The history of colonisation and race science, and current socio-political climate, influence how Clinical Psychologists are trained, how mental health services are structured, and how racialised individuals are ‘treated’ when accessing therapy. It is well known that racism is a contributing factor to distress and mental health difficulties yet there is very little research examining how racism is talked about in therapy. Whiteness enables power and privilege to dominate, to the detriment of racialised individuals, and exists as an invisible norm. With this in mind, the researcher was interested in the experiences of white clinical psychologists talking about race and racism in therapy.
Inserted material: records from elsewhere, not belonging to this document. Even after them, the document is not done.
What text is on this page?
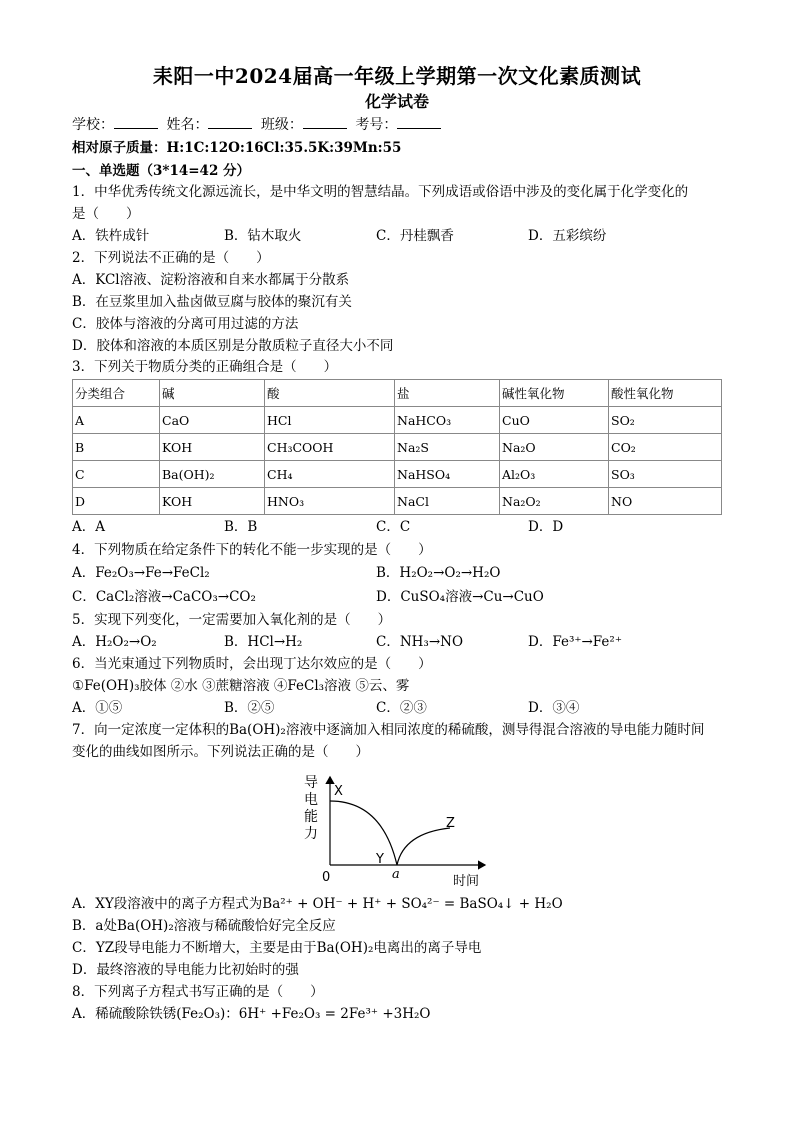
耒阳一中2024届高一年级上学期第一次文化素质测试
化学试卷
学校：	姓名：	班级：	考号：
相对原子质量：H:1C:12O:16Cl:35.5K:39Mn:55
一、单选题（3*14=42 分）
1．中华优秀传统文化源远流长，是中华文明的智慧结晶。下列成语或俗语中涉及的变化属于化学变化的
是（　　）
A．铁杵成针	B．钻木取火	C．丹桂飘香	D．五彩缤纷
2．下列说法不正确的是（　　）
A．KCl溶液、淀粉溶液和自来水都属于分散系
B．在豆浆里加入盐卤做豆腐与胶体的聚沉有关
C．胶体与溶液的分离可用过滤的方法
D．胶体和溶液的本质区别是分散质粒子直径大小不同
3．下列关于物质分类的正确组合是（　　）
分类组合	碱	酸	盐	碱性氧化物	酸性氧化物
A	CaO	HCl	NaHCO₃	CuO	SO₂
B	KOH	CH₃COOH	Na₂S	Na₂O	CO₂
C	Ba(OH)₂	CH₄	NaHSO₄	Al₂O₃	SO₃
D	KOH	HNO₃	NaCl	Na₂O₂	NO
A．A	B．B	C．C	D．D
4．下列物质在给定条件下的转化不能一步实现的是（　　）
A．Fe₂O₃→Fe→FeCl₂	B．H₂O₂→O₂→H₂O
C．CaCl₂溶液→CaCO₃→CO₂	D．CuSO₄溶液→Cu→CuO
5．实现下列变化，一定需要加入氧化剂的是（　　）
A．H₂O₂→O₂	B．HCl→H₂	C．NH₃→NO	D．Fe³⁺→Fe²⁺
6．当光束通过下列物质时，会出现丁达尔效应的是（　　）
①Fe(OH)₃胶体 ②水 ③蔗糖溶液 ④FeCl₃溶液 ⑤云、雾
A．①⑤	B．②⑤	C．②③	D．③④
7．向一定浓度一定体积的Ba(OH)₂溶液中逐滴加入相同浓度的稀硫酸，测导得混合溶液的导电能力随时间
变化的曲线如图所示。下列说法正确的是（　　）
导
电
能
力
X
Y
Z
0	a	时间
A．XY段溶液中的离子方程式为Ba²⁺ + OH⁻ + H⁺ + SO₄²⁻ = BaSO₄↓ + H₂O
B．a处Ba(OH)₂溶液与稀硫酸恰好完全反应
C．YZ段导电能力不断增大，主要是由于Ba(OH)₂电离出的离子导电
D．最终溶液的导电能力比初始时的强
8．下列离子方程式书写正确的是（　　）
A．稀硫酸除铁锈(Fe₂O₃)：6H⁺ +Fe₂O₃ = 2Fe³⁺ +3H₂O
This study interviewed fifteen self-identified white clinical psychologists about their experiences of talking about race and racism within therapy. Interviews probed participants on what hindered and facilitated these experiences.
Thematic analysis from a critical realist perspective identified three overarching themes, each with their own subthemes: ‘I’m not a racist, even when I get it wrong’ (‘managing feelings of unease’, ‘certainty in audience’, ‘what my whiteness does’) ‘Proximity to racism’ (‘easier to do nothing’ ‘integral to clinical psychologist’s role’) and ‘Commitment: “anti-racism is a lifelong journey” ’ (‘holding the power for change’, ‘stuckness: don’t stop there’). Experiences were influenced by supervisory relationships, team dynamics, participant’s DClinPsy training, and personal values and upbringing.
The findings were linked to previous research on whiteness, power and talking about race within other therapy professionals and discussed in relation to Ryde’s White Awareness Model (2009). Recommendations for training, clinical practice and policy were made, and the researcher concluded by signposting to anti-racism resources and a call to action for clinical psychologists.